Immobilier à Fnideq: des MRE saisissent le médiateur du Royaume

La ville de Fnideq

La ville de Fnideq . DR

Revue de presseDes Marocains résidant à l’étranger, copropriétaires de résidences à Fnideq, multiplient les plaintes contre les détériorations constatées dans leurs habitations. Ils ont saisi le pacha et le gouverneur, mais en vain. Ils ont également saisi le médiateur du Royaume à la suite de l’ouverture, sans leur consentement, d’une station de lavage automobile dans une annexe de leurs résidences. Les détails dans cette revue de presse tirée du quotidien Al Akhbar.

Le 03/08/2026 à 20h40

Ces deux derniers jours, certainement à la faveur du retour des MRE au bled, de nouvelles plaintes ont afflué sur le bureau du pacha de Fnideq. Ces plaintes, émises par de nombreux MRE, ont été précédées d’une plainte écrite adressée au gouverneur de M’diq.

Selon le quotidien Al Akhbar, dans son édition du mardi 4 août, l’objet de ces multiples plaintes porte sur de nouvelles constructions immobilières ayant entraîné d’importantes détériorations dans les résidences acquises localement par les MRE.

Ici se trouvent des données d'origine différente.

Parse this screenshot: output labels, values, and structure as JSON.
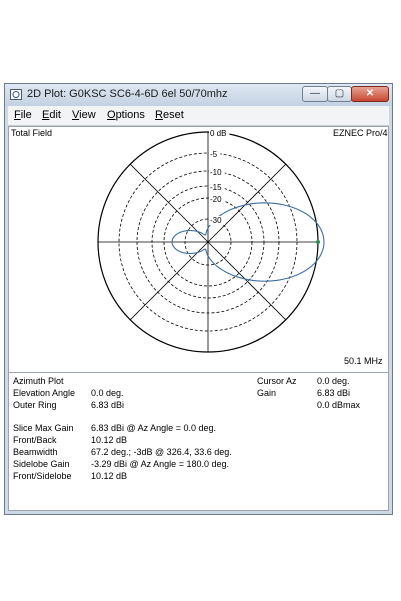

Ainsi, le creusement d’un chantier destiné à la construction d’un nouvel immeuble a engendré d’importantes fissures dans l’un des immeubles voisins, propriété de MRE. Ces derniers auraient déjà obtenu la promesse que les travaux du chantier seraient arrêtés, en attendant qu’une commission de contrôle se rende sur place afin de constater les faits et de déterminer les mesures à prendre pour veiller à la sécurité des habitants et de leurs biens. Or, cette commission n’a, jusqu’à ce jour, effectué aucune visite de terrain. De même, le pacha les a informés que le chantier de l’immeuble en construction avait été arrêté. Pourtant, les plaignants affirment que les travaux s’y poursuivent toujours, comme si de rien n’était.

Mais les MRE de Fnideq ne sont pas au bout de leurs peines.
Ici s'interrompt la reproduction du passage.